Monáe had already been a committed activist. In 2015, with members of Wondaland, she created “Hell You Talmbout,” which demands we say the names of black Americans who have been victims of racial violence and police brutality. Before #MeToo and Time’s Up, Monáe created an organization, Fem the Future, which stemmed from her frustrations about opportunities for women in the music industry. She was called on to perform at the 2017 Women’s March and to speak about Time’s Up while introducing Kesha at the Grammys. “We come in peace, but we mean business,” she told the cheering crowd.
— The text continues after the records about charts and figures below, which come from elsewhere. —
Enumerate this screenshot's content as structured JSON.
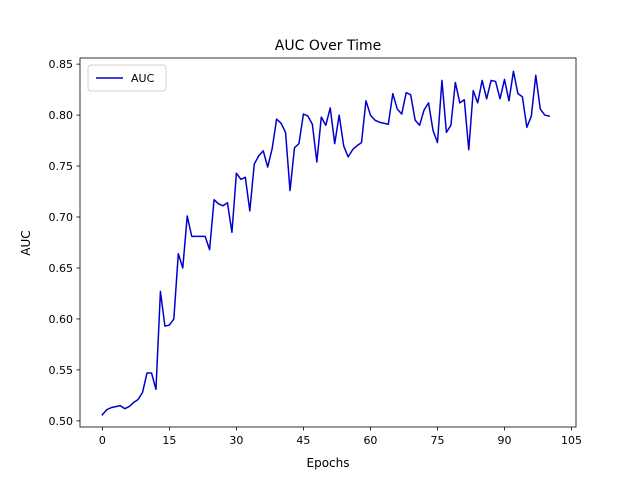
{
  "chart_data": {
    "type": "line",
    "title": "AUC Over Time",
    "xlabel": "Epochs",
    "ylabel": "AUC",
    "xlim": [
      -5,
      106
    ],
    "ylim": [
      0.494,
      0.856
    ],
    "xticks": [
      0,
      15,
      30,
      45,
      60,
      75,
      90,
      105
    ],
    "yticks": [
      0.5,
      0.55,
      0.6,
      0.65,
      0.7,
      0.75,
      0.8,
      0.85
    ],
    "grid": false,
    "legend": "top-left",
    "series": [
      {
        "name": "AUC",
        "color": "#0000cc",
        "x": [
          0,
          1,
          2,
          3,
          4,
          5,
          6,
          7,
          8,
          9,
          10,
          11,
          12,
          13,
          14,
          15,
          16,
          17,
          18,
          19,
          20,
          21,
          22,
          23,
          24,
          25,
          26,
          27,
          28,
          29,
          30,
          31,
          32,
          33,
          34,
          35,
          36,
          37,
          38,
          39,
          40,
          41,
          42,
          43,
          44,
          45,
          46,
          47,
          48,
          49,
          50,
          51,
          52,
          53,
          54,
          55,
          56,
          57,
          58,
          59,
          60,
          61,
          62,
          63,
          64,
          65,
          66,
          67,
          68,
          69,
          70,
          71,
          72,
          73,
          74,
          75,
          76,
          77,
          78,
          79,
          80,
          81,
          82,
          83,
          84,
          85,
          86,
          87,
          88,
          89,
          90,
          91,
          92,
          93,
          94,
          95,
          96,
          97,
          98,
          99,
          100
        ],
        "values": [
          0.506,
          0.511,
          0.513,
          0.514,
          0.515,
          0.512,
          0.514,
          0.518,
          0.521,
          0.528,
          0.547,
          0.547,
          0.531,
          0.627,
          0.593,
          0.594,
          0.6,
          0.664,
          0.65,
          0.701,
          0.681,
          0.681,
          0.681,
          0.681,
          0.668,
          0.717,
          0.713,
          0.711,
          0.714,
          0.685,
          0.743,
          0.737,
          0.739,
          0.706,
          0.752,
          0.76,
          0.765,
          0.749,
          0.767,
          0.796,
          0.792,
          0.783,
          0.726,
          0.768,
          0.772,
          0.801,
          0.799,
          0.791,
          0.754,
          0.798,
          0.79,
          0.807,
          0.772,
          0.8,
          0.77,
          0.759,
          0.766,
          0.77,
          0.773,
          0.814,
          0.8,
          0.795,
          0.793,
          0.792,
          0.791,
          0.821,
          0.806,
          0.801,
          0.822,
          0.82,
          0.795,
          0.79,
          0.805,
          0.812,
          0.785,
          0.773,
          0.834,
          0.783,
          0.79,
          0.832,
          0.812,
          0.815,
          0.766,
          0.824,
          0.812,
          0.834,
          0.816,
          0.834,
          0.833,
          0.816,
          0.835,
          0.814,
          0.843,
          0.821,
          0.818,
          0.788,
          0.799,
          0.839,
          0.806,
          0.8,
          0.799
        ]
      }
    ]
  }
}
That sums up Monáe’s mindset in the Trump era. She hopes not to destroy the oppressors but to change their minds. “The conversations might not happen with people in the position of power,” she says, “but they can happen through a movie, they can happen through a song, they can happen through an album, they can happen through a speech on TV. Most of them will probably turn off their TVs, but . . .”
She’s in a New York hotel now, two weeks before the album’s release. “There’s some anxiety there, but I feel brave,” she says, teetering between her typical sternness and a bit of vulnerable shakiness. No tears will be shed today. “My musical heroes did not make the sacrifices they did for me to live in fear.” Her activism isn’t the focus of Dirty Computer, but it’s there, hovering above every note. She ended band rehearsal in Atlanta by asking the musicians to reflect on how American this album is. Monáe’s America is the one on the fringes; it accepts the outsiders and the computers with viruses, like the ones she thought she had.
She understands the significance of now making her personal life a bigger, louder part of her art. She cites the conversation around one of her films as an example of how she might use her own story to engage with more-conservative listeners. “When I did Hidden Figures, there were some Republican white men tweeting about it and how they just felt bad. You could feel through their tweets that they were just like, ‘These black women did help us get to space. How could we treat them like that?’ ”
Meanwhile, she’s again anticipating questions from her family back in Kansas. She seems more worried about them than what anyone else has to say. Still, Dirty Computer is meant to be a celebration, and if she loses a few people along the way, Monáe seems OK with that risk.
“Through my experiences, I hope people are seen and heard,” she says, sitting at a hotel-room desk, dressed up from a day of promo in a puffy black-and-red jacket, matching red pants and terry-cloth hotel slippers. “I may make some mistakes. I may have to learn on the go, but I’m open to this journey.” She sighs, voice confident and stare unfaltering. “I need to go through this. We need to go through this. Together. I’m going to make you empathize with dirty computers all around the world.”